Based on a retrospective study of treatment outcomes in 2011, we can postulate that physiotherapy is effective at increasing active range of motion for people who identify as TMD sufferers. To validate this previous data collection, we propose to advance the method and compare changes in active range of motion with subjective reporting of pain levels and dysfunction.
Patients will complete a TMD Disability Index to detail a base level of perceived pain and dysfunction. Patients will then be assessed and treated by a physiotherapist at the HNJ Clinic where the objective markers used will be active range of motion measured before any treatment is administered and then again after the treatment session. This will be repeated until the 6 week mark with no limit on how often the patient is seen. At 6 weeks, the patient will be given a TMD disability index to detail their perceived improvement. Subjects in the study will remain as paying clients who will give permission for their data to be included in the study. As such, we are unable to offer control conditions, such as placebo treatment and double blind treatment.
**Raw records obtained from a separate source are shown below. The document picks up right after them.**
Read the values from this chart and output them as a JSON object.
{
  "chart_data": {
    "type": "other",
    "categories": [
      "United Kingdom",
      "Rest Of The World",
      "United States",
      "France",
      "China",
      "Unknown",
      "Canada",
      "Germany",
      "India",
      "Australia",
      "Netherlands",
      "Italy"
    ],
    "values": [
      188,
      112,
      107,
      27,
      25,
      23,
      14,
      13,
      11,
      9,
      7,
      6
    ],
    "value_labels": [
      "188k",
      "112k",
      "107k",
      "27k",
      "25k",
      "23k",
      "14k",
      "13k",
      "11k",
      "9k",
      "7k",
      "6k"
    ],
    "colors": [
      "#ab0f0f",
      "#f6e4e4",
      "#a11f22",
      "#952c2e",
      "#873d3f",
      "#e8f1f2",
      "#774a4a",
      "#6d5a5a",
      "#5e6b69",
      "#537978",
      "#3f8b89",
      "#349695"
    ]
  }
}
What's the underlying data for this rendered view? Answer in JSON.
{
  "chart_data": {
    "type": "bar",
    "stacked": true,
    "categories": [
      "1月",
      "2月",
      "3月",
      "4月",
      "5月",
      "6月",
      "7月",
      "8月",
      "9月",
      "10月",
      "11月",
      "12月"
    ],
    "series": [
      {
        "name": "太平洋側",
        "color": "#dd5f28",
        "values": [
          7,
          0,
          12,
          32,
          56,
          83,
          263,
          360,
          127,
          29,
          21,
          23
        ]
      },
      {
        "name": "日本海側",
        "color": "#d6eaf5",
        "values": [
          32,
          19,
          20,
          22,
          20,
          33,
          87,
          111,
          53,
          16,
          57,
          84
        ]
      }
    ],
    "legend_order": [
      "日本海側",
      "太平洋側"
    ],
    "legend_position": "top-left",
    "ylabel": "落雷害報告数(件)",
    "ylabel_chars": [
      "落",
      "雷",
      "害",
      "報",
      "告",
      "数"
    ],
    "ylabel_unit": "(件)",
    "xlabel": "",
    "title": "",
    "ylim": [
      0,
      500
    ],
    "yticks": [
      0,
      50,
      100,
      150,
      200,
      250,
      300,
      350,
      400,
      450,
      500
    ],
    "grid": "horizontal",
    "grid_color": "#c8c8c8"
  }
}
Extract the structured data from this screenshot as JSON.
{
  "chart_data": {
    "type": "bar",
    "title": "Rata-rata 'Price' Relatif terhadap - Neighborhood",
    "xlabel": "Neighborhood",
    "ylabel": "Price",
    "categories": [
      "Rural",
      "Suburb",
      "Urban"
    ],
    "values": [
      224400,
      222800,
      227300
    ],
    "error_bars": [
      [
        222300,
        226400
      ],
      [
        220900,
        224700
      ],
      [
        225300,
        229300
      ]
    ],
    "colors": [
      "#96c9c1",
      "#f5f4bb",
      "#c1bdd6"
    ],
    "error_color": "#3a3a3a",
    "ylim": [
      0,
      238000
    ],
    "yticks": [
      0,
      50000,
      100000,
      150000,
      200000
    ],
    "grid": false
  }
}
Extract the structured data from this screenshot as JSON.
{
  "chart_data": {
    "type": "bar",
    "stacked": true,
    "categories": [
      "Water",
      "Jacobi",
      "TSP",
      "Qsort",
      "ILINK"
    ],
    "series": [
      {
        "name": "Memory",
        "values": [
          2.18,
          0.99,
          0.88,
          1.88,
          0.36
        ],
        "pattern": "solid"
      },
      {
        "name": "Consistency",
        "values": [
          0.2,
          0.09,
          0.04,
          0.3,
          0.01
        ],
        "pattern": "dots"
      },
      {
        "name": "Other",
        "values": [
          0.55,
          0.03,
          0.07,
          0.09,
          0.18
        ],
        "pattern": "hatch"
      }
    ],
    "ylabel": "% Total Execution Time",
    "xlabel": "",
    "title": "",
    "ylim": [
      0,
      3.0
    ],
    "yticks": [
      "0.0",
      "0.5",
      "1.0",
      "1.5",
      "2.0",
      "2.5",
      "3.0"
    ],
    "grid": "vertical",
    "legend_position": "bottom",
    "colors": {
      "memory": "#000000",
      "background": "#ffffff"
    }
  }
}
Future study may be required to further validate the treatment.
To be defined as a TMD sufferer in this instance, patients will require to begin treatment with less than 40mm of depression. All other comorbidities, such as headaches or neck pain are acceptable. It is acceptable that patients continue taking prescribed medications for pain relief, wear devices such occlusal splints or CPAP machines.
With physiotherapy, we will be able to measure an objective improvement in range of motion which will correlate with a reduction in perceived pain reported on the TMD Disability Index.
In 2011, treatment results from 50 consecutive patient's were analysed, looking at initial range of motion before treatment and subsequent opening range of motion over the next 6 appointments.
Initial opening movement measurements ranged from 15.6mm to 40mm. Range of motion overall improvement ranged from 4.5mm to 33mm.
Treatment techniques used included caspular stretches, neuro-muscular releases, postural retraining for the neck and mouth, cervical spine releases and education.